Until the end of time
Chamber music concert of the Kulturkreis Glashütten featuring works of the twentieth century, centered around Olivier Messiaen's "Quatuor pour la fin du temps"


Claude Debussy’s Sonata for Violin and Piano and Eugène Ysaÿe’s Sonata No. 4 for Solo Violin serve as a prelude to the Quatuor.
Debussy composed his Sonata for Violin and Piano in the midst of the First World War. It was premiered in May 1917 with the composer himself at the piano. This would be his final public appearance; only six months later, he succumbed to cancer. A passionate nationalist, Debussy sought to distance himself deliberately from the German-Austrian musical tradition. Instead of relying on the traditional sonata-allegro form, he employed freer, more dialogic structures in order to give the work a more distinctly French character.

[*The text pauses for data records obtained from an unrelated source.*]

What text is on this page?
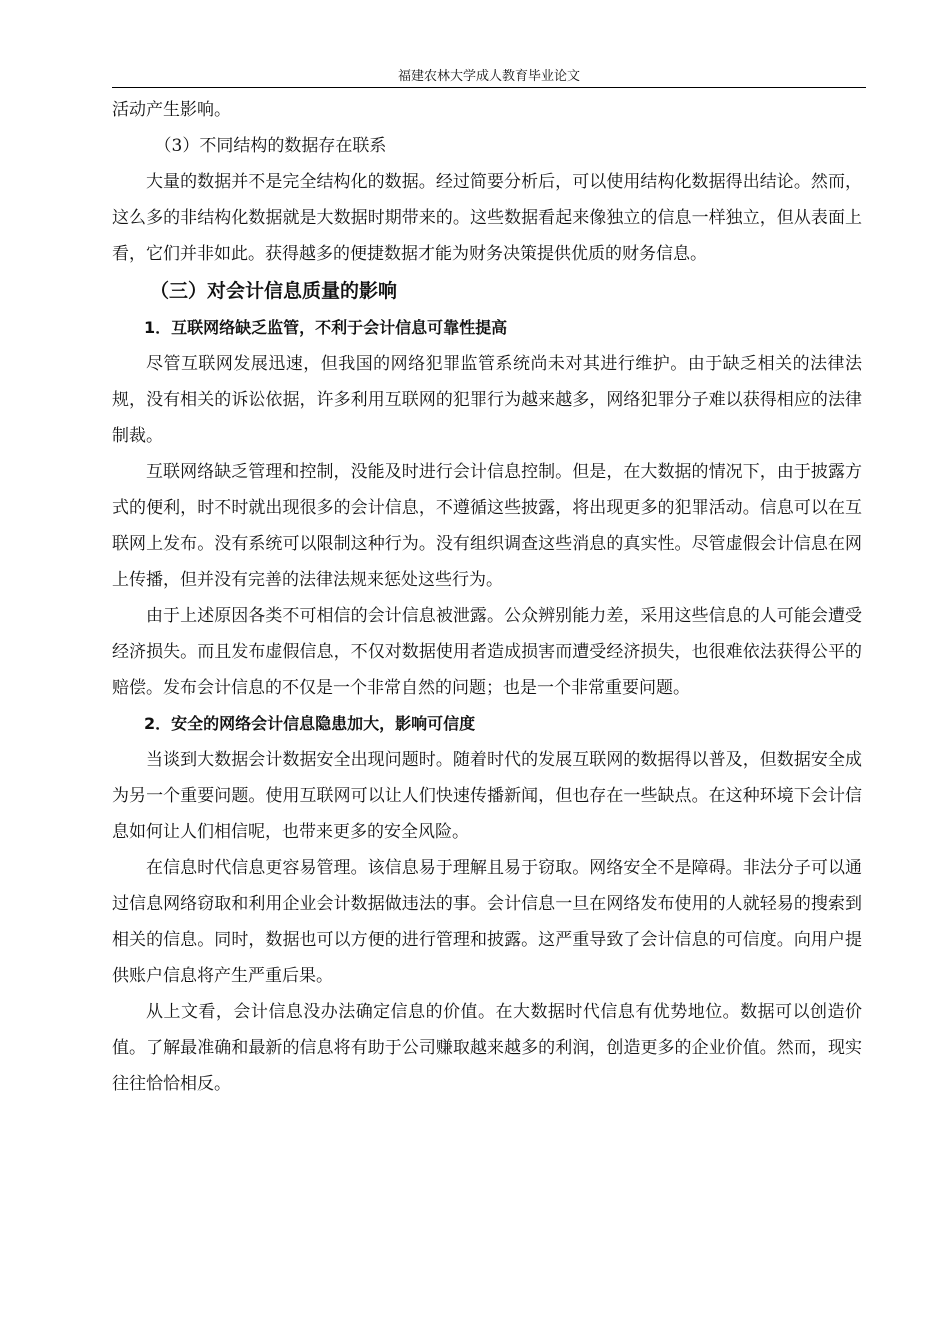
福建农林大学成人教育毕业论文

活动产生影响。

（3）不同结构的数据存在联系

大量的数据并不是完全结构化的数据。经过简要分析后，可以使用结构化数据得出结论。然而，这么多的非结构化数据就是大数据时期带来的。这些数据看起来像独立的信息一样独立，但从表面上看，它们并非如此。获得越多的便捷数据才能为财务决策提供优质的财务信息。

（三）对会计信息质量的影响

1．互联网络缺乏监管，不利于会计信息可靠性提高

尽管互联网发展迅速，但我国的网络犯罪监管系统尚未对其进行维护。由于缺乏相关的法律法规，没有相关的诉讼依据，许多利用互联网的犯罪行为越来越多，网络犯罪分子难以获得相应的法律制裁。

互联网络缺乏管理和控制，没能及时进行会计信息控制。但是，在大数据的情况下，由于披露方式的便利，时不时就出现很多的会计信息，不遵循这些披露，将出现更多的犯罪活动。信息可以在互联网上发布。没有系统可以限制这种行为。没有组织调查这些消息的真实性。尽管虚假会计信息在网上传播，但并没有完善的法律法规来惩处这些行为。

由于上述原因各类不可相信的会计信息被泄露。公众辨别能力差，采用这些信息的人可能会遭受经济损失。而且发布虚假信息，不仅对数据使用者造成损害而遭受经济损失，也很难依法获得公平的赔偿。发布会计信息的不仅是一个非常自然的问题；也是一个非常重要问题。

2．安全的网络会计信息隐患加大，影响可信度

当谈到大数据会计数据安全出现问题时。随着时代的发展互联网的数据得以普及，但数据安全成为另一个重要问题。使用互联网可以让人们快速传播新闻，但也存在一些缺点。在这种环境下会计信息如何让人们相信呢，也带来更多的安全风险。

在信息时代信息更容易管理。该信息易于理解且易于窃取。网络安全不是障碍。非法分子可以通过信息网络窃取和利用企业会计数据做违法的事。会计信息一旦在网络发布使用的人就轻易的搜索到相关的信息。同时，数据也可以方便的进行管理和披露。这严重导致了会计信息的可信度。向用户提供账户信息将产生严重后果。

从上文看，会计信息没办法确定信息的价值。在大数据时代信息有优势地位。数据可以创造价值。了解最准确和最新的信息将有助于公司赚取越来越多的利润，创造更多的企业价值。然而，现实往往恰恰相反。
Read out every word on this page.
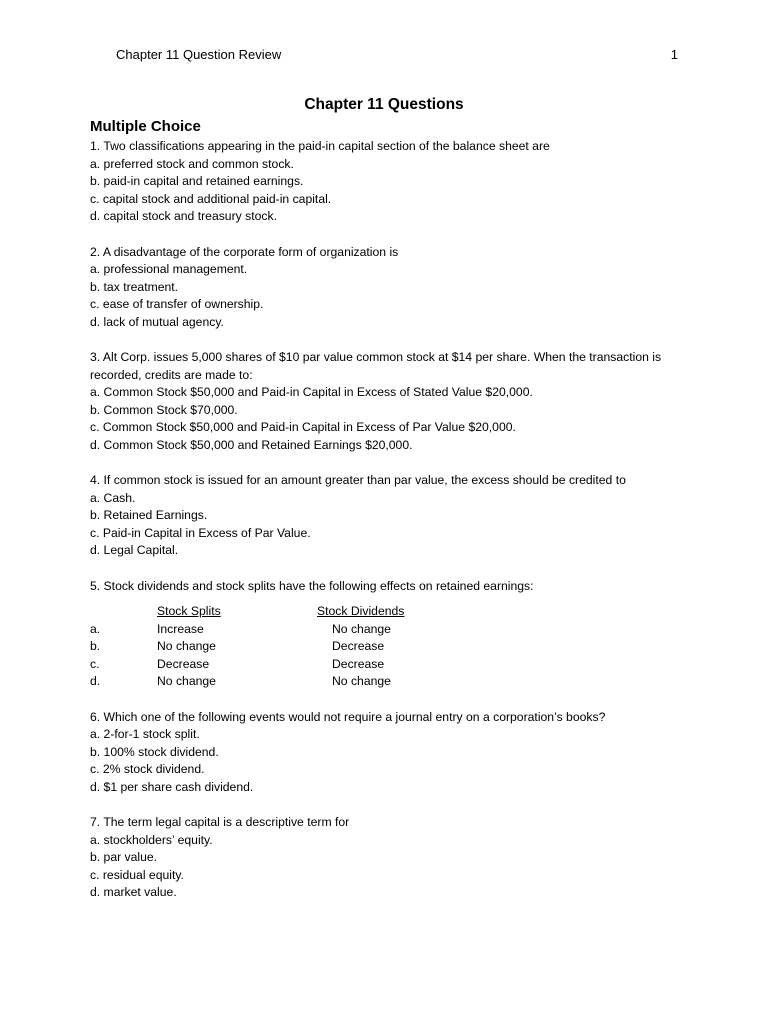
Chapter 11 Question Review	1
Chapter 11 Questions
Multiple Choice

1. Two classifications appearing in the paid-in capital section of the balance sheet are

a. preferred stock and common stock.

b. paid-in capital and retained earnings.

c. capital stock and additional paid-in capital.

d. capital stock and treasury stock.

2. A disadvantage of the corporate form of organization is

a. professional management.

b. tax treatment.

c. ease of transfer of ownership.

d. lack of mutual agency.

3. Alt Corp. issues 5,000 shares of $10 par value common stock at $14 per share. When the transaction is recorded, credits are made to:

a. Common Stock $50,000 and Paid-in Capital in Excess of Stated Value $20,000.

b. Common Stock $70,000.

c. Common Stock $50,000 and Paid-in Capital in Excess of Par Value $20,000.

d. Common Stock $50,000 and Retained Earnings $20,000.

4. If common stock is issued for an amount greater than par value, the excess should be credited to

a. Cash.

b. Retained Earnings.

c. Paid-in Capital in Excess of Par Value.

d. Legal Capital.

5. Stock dividends and stock splits have the following effects on retained earnings:

	Stock Splits	Stock Dividends
a.	Increase	No change
b.	No change	Decrease
c.	Decrease	Decrease
d.	No change	No change

6. Which one of the following events would not require a journal entry on a corporation’s books?

a. 2-for-1 stock split.

b. 100% stock dividend.

c. 2% stock dividend.

d. $1 per share cash dividend.

7. The term legal capital is a descriptive term for

a. stockholders’ equity.

b. par value.

c. residual equity.

d. market value.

Eugène Ysaÿe’s Fourth Sonata for Solo Violin likewise dispenses with the traditional sonata form. Instead, it alludes to Bach’s solo violin partitas and, with movement titles such as Allemande and Sarabande, is conceived in a highly dance-like spirit. Ysaÿe published the work in 1923 and dedicated it to the violinist Fritz Kreisler.
The centerpiece of the concert is Olivier Messiaen’s Quartet for the End of Time. Composed in 1940–41 while Messiaen was imprisoned in the prisoner-of-war camp at Görlitz, it was also premiered there. Like so many of Messiaen’s works, it is deeply imbued with religious faith. Considered one of the landmark works of twentieth-century chamber music, its unusual instrumentation resulted from the particular group of musicians who happened to be interned in the camp at the time.

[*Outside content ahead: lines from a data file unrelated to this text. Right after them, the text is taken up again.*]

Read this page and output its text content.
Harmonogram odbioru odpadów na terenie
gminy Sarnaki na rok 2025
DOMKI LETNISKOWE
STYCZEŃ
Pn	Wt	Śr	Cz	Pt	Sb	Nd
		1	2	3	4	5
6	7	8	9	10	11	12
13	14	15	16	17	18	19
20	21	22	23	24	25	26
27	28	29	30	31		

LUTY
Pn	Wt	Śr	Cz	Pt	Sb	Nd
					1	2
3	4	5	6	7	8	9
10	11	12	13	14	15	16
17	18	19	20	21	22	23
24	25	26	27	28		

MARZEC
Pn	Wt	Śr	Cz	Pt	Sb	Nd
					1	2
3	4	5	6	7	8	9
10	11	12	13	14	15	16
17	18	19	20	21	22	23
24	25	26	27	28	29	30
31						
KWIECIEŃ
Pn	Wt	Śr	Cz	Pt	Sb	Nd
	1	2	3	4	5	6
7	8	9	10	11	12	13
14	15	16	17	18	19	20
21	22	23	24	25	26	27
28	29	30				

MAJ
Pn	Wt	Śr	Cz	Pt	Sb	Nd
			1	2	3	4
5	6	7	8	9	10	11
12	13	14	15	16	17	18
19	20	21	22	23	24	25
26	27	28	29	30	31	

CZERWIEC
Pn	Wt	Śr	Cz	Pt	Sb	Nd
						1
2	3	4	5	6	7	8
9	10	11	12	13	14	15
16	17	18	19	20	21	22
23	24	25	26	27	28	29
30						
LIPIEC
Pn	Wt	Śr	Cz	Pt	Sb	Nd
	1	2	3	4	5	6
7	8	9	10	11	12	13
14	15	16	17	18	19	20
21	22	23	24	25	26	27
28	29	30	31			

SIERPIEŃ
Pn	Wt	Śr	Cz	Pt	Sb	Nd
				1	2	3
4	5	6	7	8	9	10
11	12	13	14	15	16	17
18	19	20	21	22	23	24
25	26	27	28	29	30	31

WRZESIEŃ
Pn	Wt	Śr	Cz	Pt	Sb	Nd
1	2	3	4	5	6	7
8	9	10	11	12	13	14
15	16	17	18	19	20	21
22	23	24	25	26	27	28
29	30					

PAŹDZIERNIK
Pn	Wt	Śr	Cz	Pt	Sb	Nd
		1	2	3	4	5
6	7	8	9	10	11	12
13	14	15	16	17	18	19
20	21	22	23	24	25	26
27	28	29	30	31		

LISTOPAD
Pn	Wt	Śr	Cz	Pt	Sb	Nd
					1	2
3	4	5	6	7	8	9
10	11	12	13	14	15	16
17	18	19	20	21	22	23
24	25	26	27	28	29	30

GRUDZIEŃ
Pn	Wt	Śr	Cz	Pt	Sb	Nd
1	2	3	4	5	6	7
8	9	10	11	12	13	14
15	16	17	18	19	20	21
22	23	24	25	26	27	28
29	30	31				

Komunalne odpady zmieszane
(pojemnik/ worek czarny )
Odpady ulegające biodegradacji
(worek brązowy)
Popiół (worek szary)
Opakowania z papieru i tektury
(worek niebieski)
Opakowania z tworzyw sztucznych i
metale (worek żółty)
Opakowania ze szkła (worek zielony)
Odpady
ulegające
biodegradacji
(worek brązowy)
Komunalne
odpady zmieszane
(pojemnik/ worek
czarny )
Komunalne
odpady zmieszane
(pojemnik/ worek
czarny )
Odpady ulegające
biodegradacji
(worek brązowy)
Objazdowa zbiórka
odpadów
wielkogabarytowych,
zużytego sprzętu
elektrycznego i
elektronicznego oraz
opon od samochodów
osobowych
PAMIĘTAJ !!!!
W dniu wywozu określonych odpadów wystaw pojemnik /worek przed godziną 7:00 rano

The work consists of eight movements, performed in various instrumental combinations. Why eight movements? Messiaen himself explained:
"Seven is the perfect number: the six days of Creation sanctified by the Sabbath. Seven becomes the Eight of unfailing light, of eternal peace.”
This statement makes the ambition of the quartet clear: it strives toward eternity, a realm liberated from time. Birds also play an important role in this vision. For Messiaen, they represented the opposite of time, serving as a bridge to God. Beyond this spiritual dimension, however, the quartet also possesses a concrete one. For the prisoners who first heard it, the “end of time” surely meant above all the end of their captivity in Görlitz. Yet for us today, in an age marked by expanding wars and climate change, the idea retains an immediate and profound relevance.